TANDEM CYCLIZATION CYCLOADDITION REACTION OF RHODIUM CARBENOIDS - STUDIES DEALING WITH THE GEOMETRIC REQUIREMENTS OF DIPOLE FORMATION

The carbenoid intermediate derived by the treatment of several 1-diazobutanediones with rhodium(II) acetate undergoes ready transannular cyclization onto the neighboring keto group to give five-membered ring carbonyl ylides. The dipole derived from ethyl 4-diazo-2-methyl-3-oxobutyrate was found to undergo a rapid proton transfer, producing 5-ethoxy-4-methyl-3-(2H)-furanone.

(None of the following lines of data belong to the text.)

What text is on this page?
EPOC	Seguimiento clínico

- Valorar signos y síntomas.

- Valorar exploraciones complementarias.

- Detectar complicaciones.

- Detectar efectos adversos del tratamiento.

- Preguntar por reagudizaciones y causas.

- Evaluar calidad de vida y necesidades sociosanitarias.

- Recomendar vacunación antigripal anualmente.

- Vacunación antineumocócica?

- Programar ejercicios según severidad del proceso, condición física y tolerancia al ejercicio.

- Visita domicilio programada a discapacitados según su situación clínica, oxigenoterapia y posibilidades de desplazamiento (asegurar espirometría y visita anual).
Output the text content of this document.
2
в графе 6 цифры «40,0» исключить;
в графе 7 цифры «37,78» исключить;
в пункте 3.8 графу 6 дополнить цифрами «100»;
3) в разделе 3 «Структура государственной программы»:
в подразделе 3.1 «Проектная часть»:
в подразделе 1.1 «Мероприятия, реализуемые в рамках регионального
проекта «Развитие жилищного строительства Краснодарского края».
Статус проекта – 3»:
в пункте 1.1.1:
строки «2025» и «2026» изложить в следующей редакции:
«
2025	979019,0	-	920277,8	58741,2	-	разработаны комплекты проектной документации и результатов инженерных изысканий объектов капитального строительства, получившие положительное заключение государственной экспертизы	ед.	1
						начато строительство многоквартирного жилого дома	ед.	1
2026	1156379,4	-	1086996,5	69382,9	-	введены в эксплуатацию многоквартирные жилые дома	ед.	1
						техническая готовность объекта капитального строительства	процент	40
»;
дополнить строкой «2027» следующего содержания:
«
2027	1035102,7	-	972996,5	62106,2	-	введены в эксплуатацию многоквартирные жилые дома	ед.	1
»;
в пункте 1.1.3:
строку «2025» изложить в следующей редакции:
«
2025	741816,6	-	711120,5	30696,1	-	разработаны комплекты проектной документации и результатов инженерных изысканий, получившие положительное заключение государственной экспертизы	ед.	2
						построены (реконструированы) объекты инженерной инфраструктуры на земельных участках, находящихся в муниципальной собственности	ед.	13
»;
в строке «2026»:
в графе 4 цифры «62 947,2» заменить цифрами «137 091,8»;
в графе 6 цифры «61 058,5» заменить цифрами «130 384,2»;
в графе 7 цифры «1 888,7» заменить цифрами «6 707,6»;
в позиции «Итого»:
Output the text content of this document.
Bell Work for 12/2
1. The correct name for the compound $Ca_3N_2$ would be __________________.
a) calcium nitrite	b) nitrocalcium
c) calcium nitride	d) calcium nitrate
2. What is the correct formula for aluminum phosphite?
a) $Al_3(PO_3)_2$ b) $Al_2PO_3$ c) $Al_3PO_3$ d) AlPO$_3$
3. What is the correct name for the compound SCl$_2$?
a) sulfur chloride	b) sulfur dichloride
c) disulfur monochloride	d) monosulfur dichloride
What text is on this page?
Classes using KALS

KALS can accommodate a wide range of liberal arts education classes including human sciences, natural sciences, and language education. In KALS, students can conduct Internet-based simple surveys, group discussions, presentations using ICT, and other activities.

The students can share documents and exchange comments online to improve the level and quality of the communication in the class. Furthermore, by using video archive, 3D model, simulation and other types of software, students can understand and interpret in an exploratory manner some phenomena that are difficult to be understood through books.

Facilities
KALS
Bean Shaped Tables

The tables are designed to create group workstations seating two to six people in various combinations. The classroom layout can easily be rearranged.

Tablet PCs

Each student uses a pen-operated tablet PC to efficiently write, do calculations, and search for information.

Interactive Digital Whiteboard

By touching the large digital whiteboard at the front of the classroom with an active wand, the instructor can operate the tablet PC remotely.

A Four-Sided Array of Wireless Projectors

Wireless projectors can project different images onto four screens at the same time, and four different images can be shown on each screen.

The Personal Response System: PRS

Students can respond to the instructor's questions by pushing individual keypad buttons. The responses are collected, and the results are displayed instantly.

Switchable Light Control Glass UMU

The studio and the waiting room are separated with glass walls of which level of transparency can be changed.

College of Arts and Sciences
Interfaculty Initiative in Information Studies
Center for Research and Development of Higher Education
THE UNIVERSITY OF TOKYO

When the position adjacent to the diazo carbonyl group is blocked with two substituent groups, however, smooth 1,3-dipolar cycloaddition occurs. The observed regioselectivity can be nicely accommodated in terms of frontier molecular orbital (FMO) theory. A type II FMO interaction is involved since carbonyl ylides possess one of the smallest HOMO-LUMO energy gaps of common 1,3-dipoles. The rhodium(II)-catalyzed reaction of 1-diazo-6-phenyl-2,6-hexanedione afforded a mixture of products. In addition to the expected cycloadduct, a product derived from the bimolecular addition of the rhodium carbenoid to benzene was obtained. The formation of a mixture of products in this case suggests that entropic factors have sufficiently retarded the rate of intramolecular cyclization so as to allow the bimolecular reaction with benzene to occur. No observable cycloadduct was obtained from the diazohexanedione system, thereby indicating that the longer tether was sufficient to shut down dipole formation.